Her mother is visiting a relative and they have the apartment all to themselves,
so they can have sex. Then Masha starts crying because she's scared that he
will leave her like he's leaving Zhenya.
Meanwhile, Anton picks up Zhenya and drives her to a fancy restaurant.
Then they have sex in his apartment. She confesses to him that she never
wanted the child, that she almost died giving birth to him, that she
was repulsed by him, that she still blames the child for her misery.
She always hated Alyosha.
She then takes a taxi to go home and goes to sleep happy.
The following morning Zhenya is informed by Alyosha's teacher that
Alyosha has not been at the school for two days.
She calls Boris but Boris is in line for lunch at the cafeteria and doesn't
want to deal with it and tells her that she is overreacting.
She calls the police. The police officer files the report after inspecting
the boy's room and determining that the parents didn't kill him, but
he tells her that the bureaucratic rules are to wait for the child to
return home because in most cases they do. The cop advises her to call
a volunteer group instead of the police. The volunteers come and starts
investigating. There is only one relative who could have taken Alyosha in:
Zhenya's mother, and her phone is off. The coordinator in charge, Ivan, asks
them to visit granma and make sure the child is not hiding there, and sends
another volunteer, Lena, to follow her.
It's a long drive and it's getting dark.
Boris and Zhenya yell at each other all the way.
She insists on smoking, he rolls down her window and plays loud music.
They reach the destination in the middle of the night. Lena searches the
premises while Zhenya tells her mother that Alyosha is missing.
Hearing of the divorce, her mom calls her a "whore", and swears that she will
not bequeath anything to her when she dies.
Her mom is afraid that they want to dump the child with her.
On the way back, as the sun is coming up, Zhenya regrets not having listened
to her mother when she got pregnant: her mother wanted her to get an abortion
and ditch Boris, but instead she listened to Boris' sweet talk.
She confesses that she never loved him, she just wanted to leave her mom.
She curses the day she got pregnant, and she feels sorry for Masha, Boris'
new victim.
Boris stops the car in the middle of nowhere and kicks her out.
Now the volunteers begin searching the woods.
The police collect all the available videos from buildings, but the child
doesn't show up in any of them. The police now contemplates the possibility
of a kidnapping.
Ivan asks Zhenya to call all the hospitals.
Meanwhile, he interviews Alyosha's only friend, who leads them to a
secret hideout, an abandoned ruined building.
Inside Boris, who has joined the search, finds Alyosha's jacket.
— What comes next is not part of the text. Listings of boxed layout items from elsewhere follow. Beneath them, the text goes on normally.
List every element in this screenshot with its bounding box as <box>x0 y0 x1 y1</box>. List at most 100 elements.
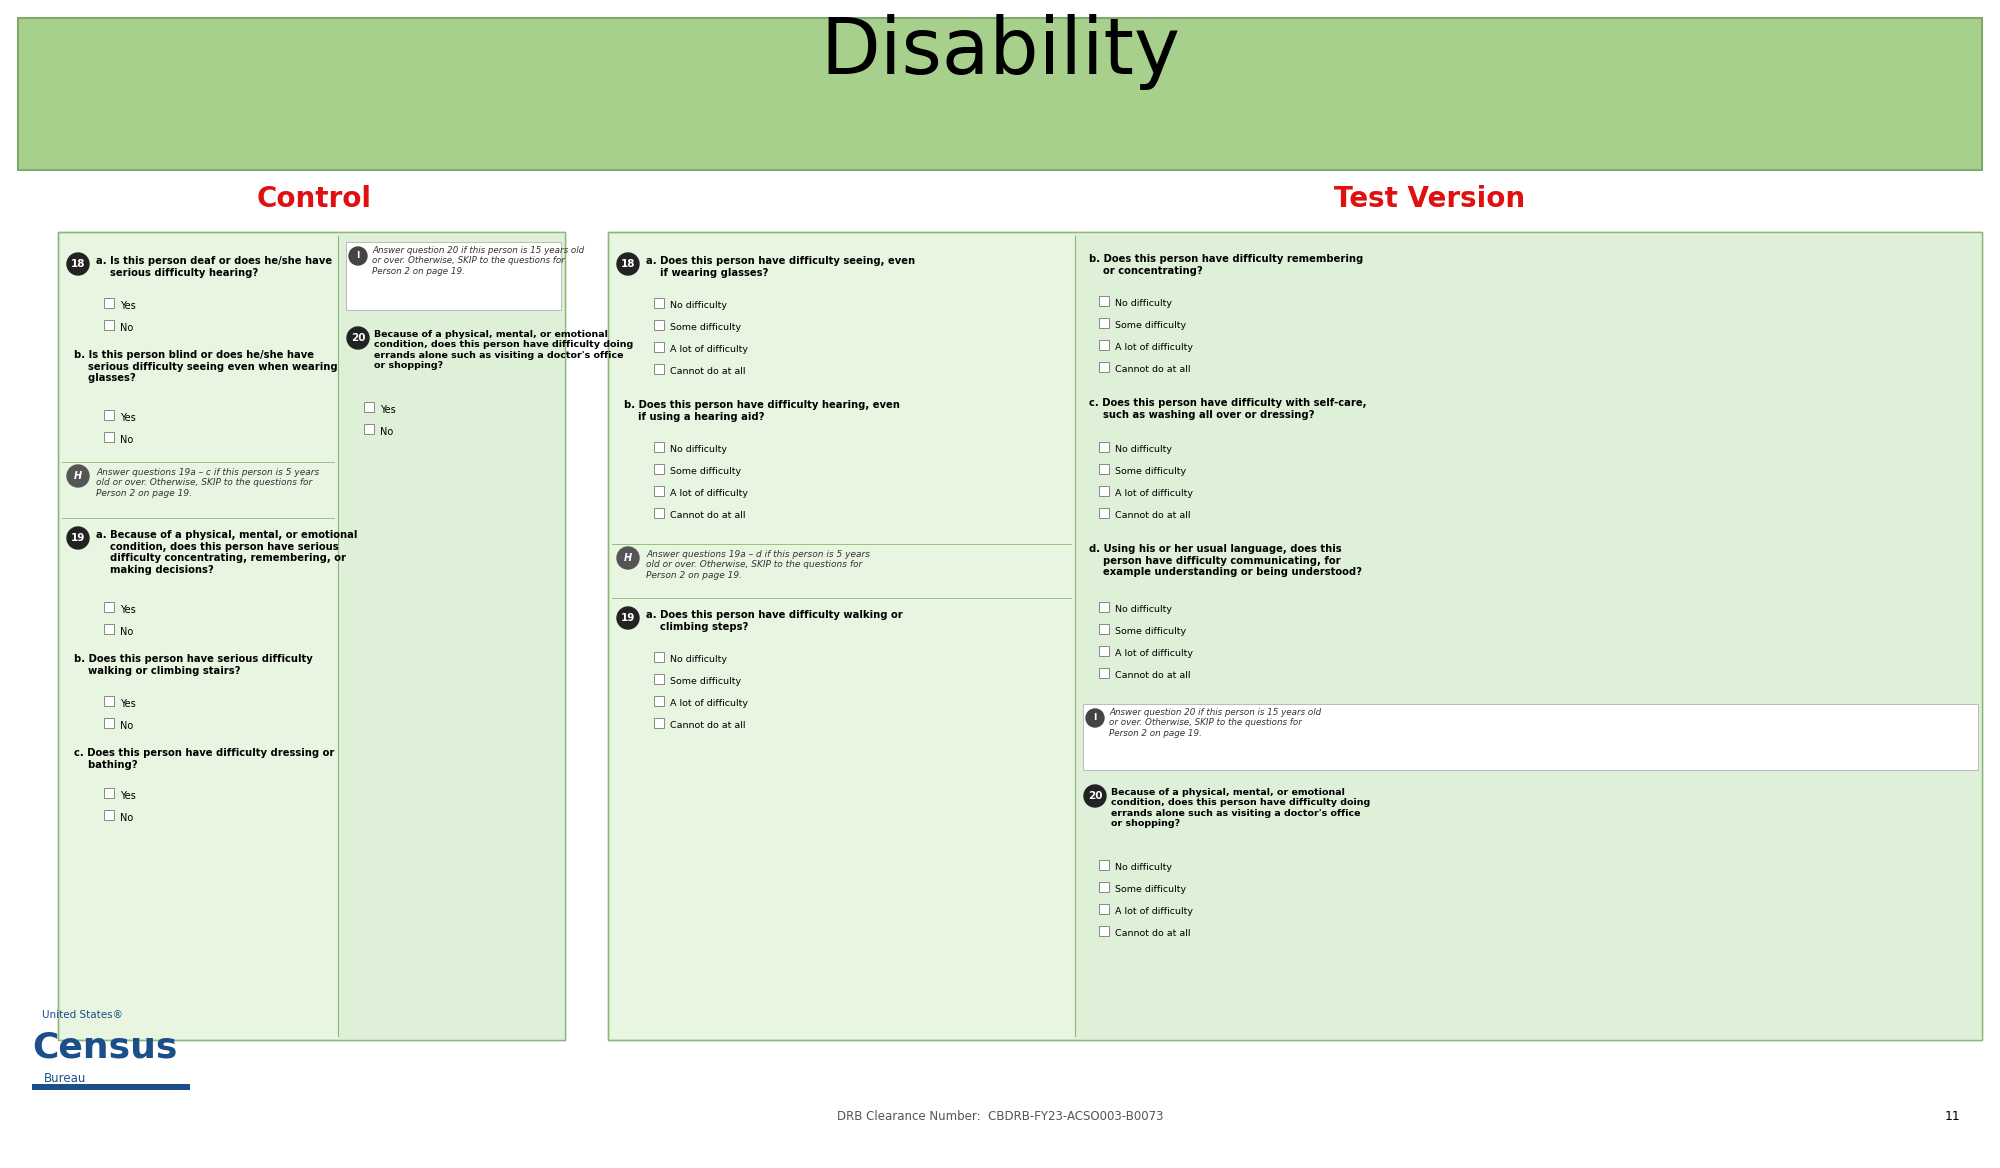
Bar <box>58 232 566 1040</box>
Text: Test Version: Test Version <box>1334 185 1526 213</box>
Text: Yes: Yes <box>120 413 136 423</box>
Bar <box>1100 442 1108 452</box>
Bar <box>1100 486 1108 496</box>
Circle shape <box>1086 709 1104 726</box>
Text: No difficulty: No difficulty <box>1116 299 1172 308</box>
Circle shape <box>1084 785 1106 807</box>
Text: Answer questions 19a – c if this person is 5 years
old or over. Otherwise, SKIP : Answer questions 19a – c if this person … <box>96 468 320 498</box>
Text: Cannot do at all: Cannot do at all <box>670 721 746 730</box>
Bar <box>654 674 664 684</box>
Text: 11: 11 <box>1944 1110 1960 1122</box>
Text: H: H <box>74 471 82 481</box>
Text: Yes: Yes <box>120 605 136 616</box>
Bar <box>654 298 664 308</box>
Text: Cannot do at all: Cannot do at all <box>1116 670 1190 680</box>
Bar <box>1100 464 1108 474</box>
Text: No: No <box>120 813 134 823</box>
Bar <box>104 320 114 331</box>
Text: a. Does this person have difficulty walking or
    climbing steps?: a. Does this person have difficulty walk… <box>646 610 902 632</box>
Bar <box>104 788 114 798</box>
Text: Cannot do at all: Cannot do at all <box>670 512 746 520</box>
Text: No: No <box>120 627 134 637</box>
Bar <box>104 696 114 705</box>
Bar <box>338 232 566 1040</box>
Bar <box>32 1084 190 1090</box>
Text: Cannot do at all: Cannot do at all <box>1116 364 1190 374</box>
Bar <box>364 402 374 412</box>
Bar <box>654 718 664 728</box>
Bar <box>1100 926 1108 936</box>
Bar <box>654 696 664 705</box>
Text: Cannot do at all: Cannot do at all <box>1116 512 1190 520</box>
Text: Answer questions 19a – d if this person is 5 years
old or over. Otherwise, SKIP : Answer questions 19a – d if this person … <box>646 550 870 579</box>
Bar <box>1100 904 1108 915</box>
Text: A lot of difficulty: A lot of difficulty <box>670 489 748 498</box>
Text: Some difficulty: Some difficulty <box>670 677 742 686</box>
Text: Yes: Yes <box>120 301 136 311</box>
Text: Answer question 20 if this person is 15 years old
or over. Otherwise, SKIP to th: Answer question 20 if this person is 15 … <box>1108 708 1322 738</box>
Text: I: I <box>356 251 360 260</box>
Text: 20: 20 <box>350 333 366 343</box>
Text: A lot of difficulty: A lot of difficulty <box>670 698 748 708</box>
Text: No difficulty: No difficulty <box>1116 863 1172 872</box>
Text: b. Does this person have difficulty remembering
    or concentrating?: b. Does this person have difficulty reme… <box>1088 253 1364 276</box>
Bar <box>1100 318 1108 328</box>
Text: 19: 19 <box>620 613 636 623</box>
Text: 18: 18 <box>620 259 636 269</box>
Text: No difficulty: No difficulty <box>670 655 728 663</box>
Text: d. Using his or her usual language, does this
    person have difficulty communi: d. Using his or her usual language, does… <box>1088 544 1362 577</box>
Text: A lot of difficulty: A lot of difficulty <box>1116 489 1192 498</box>
Bar <box>654 364 664 374</box>
Text: Cannot do at all: Cannot do at all <box>1116 929 1190 938</box>
Text: Some difficulty: Some difficulty <box>670 467 742 477</box>
Text: A lot of difficulty: A lot of difficulty <box>1116 343 1192 352</box>
Text: I: I <box>1094 714 1096 723</box>
Text: No: No <box>120 721 134 731</box>
Bar <box>608 232 1982 1040</box>
Text: A lot of difficulty: A lot of difficulty <box>670 345 748 354</box>
Text: No difficulty: No difficulty <box>1116 605 1172 614</box>
Bar <box>104 410 114 420</box>
Bar <box>1100 668 1108 677</box>
Text: 18: 18 <box>70 259 86 269</box>
Circle shape <box>616 607 640 630</box>
Text: Control: Control <box>256 185 372 213</box>
Text: c. Does this person have difficulty with self-care,
    such as washing all over: c. Does this person have difficulty with… <box>1088 398 1366 419</box>
Bar <box>1100 882 1108 892</box>
Bar <box>364 424 374 434</box>
Text: No difficulty: No difficulty <box>670 301 728 310</box>
Bar <box>346 242 560 310</box>
Text: b. Does this person have serious difficulty
    walking or climbing stairs?: b. Does this person have serious difficu… <box>74 654 312 675</box>
Bar <box>1100 860 1108 870</box>
Bar <box>1100 296 1108 306</box>
Circle shape <box>68 527 88 549</box>
Text: A lot of difficulty: A lot of difficulty <box>1116 908 1192 916</box>
Text: Some difficulty: Some difficulty <box>1116 321 1186 331</box>
Circle shape <box>616 547 640 569</box>
Bar <box>1076 232 1982 1040</box>
Bar <box>654 464 664 474</box>
Circle shape <box>68 465 88 487</box>
Text: Because of a physical, mental, or emotional
condition, does this person have dif: Because of a physical, mental, or emotio… <box>374 331 634 370</box>
Text: No: No <box>120 324 134 333</box>
Text: Some difficulty: Some difficulty <box>1116 467 1186 477</box>
Text: Bureau: Bureau <box>44 1072 86 1085</box>
Text: A lot of difficulty: A lot of difficulty <box>1116 649 1192 658</box>
Bar <box>104 718 114 728</box>
Text: c. Does this person have difficulty dressing or
    bathing?: c. Does this person have difficulty dres… <box>74 748 334 770</box>
Text: Yes: Yes <box>120 791 136 801</box>
Bar <box>104 432 114 442</box>
Bar <box>654 342 664 352</box>
Circle shape <box>350 246 368 265</box>
Bar <box>608 232 1982 1040</box>
Text: No difficulty: No difficulty <box>1116 445 1172 454</box>
Circle shape <box>616 253 640 274</box>
Text: Some difficulty: Some difficulty <box>670 324 742 332</box>
Text: H: H <box>624 552 632 563</box>
Text: a. Is this person deaf or does he/she have
    serious difficulty hearing?: a. Is this person deaf or does he/she ha… <box>96 256 332 278</box>
Bar <box>58 232 566 1040</box>
Bar <box>1100 646 1108 656</box>
Bar <box>1084 704 1978 770</box>
Bar <box>104 602 114 612</box>
Text: Census: Census <box>32 1030 178 1064</box>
The volunteers search the ruined building, while outside it starts snowing,
but find no trace of Alyosha.
Then they start searching the forest as the snow stopped.
Meanwhile, Lena accompanies Zhenya Anton Boris to a hospital where a child matching the description has just been admitted, but he's not Alyosha.
The volunteers abandon the search when it starts snowing again, and they start
searching buildings and posting flyers around the neighborhood.
Ivan accompanies Zhenya and Boris to the morgue to examine the disfigured
corpse of a child who matches the description. It is not Alyosha, but first Zhenya and then Boris have a nervous breakdown. Ivan suggests that they do a DNA test to make sure it is not their child, but they refuse.
Years go by.
It is now winter and the streets are blanketed with snow.
Children play in the snow.
The apartment is being remodeled by the new owners.
Boris is watching his new son while watching the news about the
Ukrainian civil war. Masha is talking with her mother who wants them to move
out because the apartment is too small for four people.
Meanwhile, Anton in his luxury house is watching the same news, while
Zhenya is exercising.
The film ends with the same
wooded area of the beginning, where Alyosha used to walk coming back from school.
There are still posters of missing person Alyosha.
Mikhail Krichman's camera work is a strong element of these films.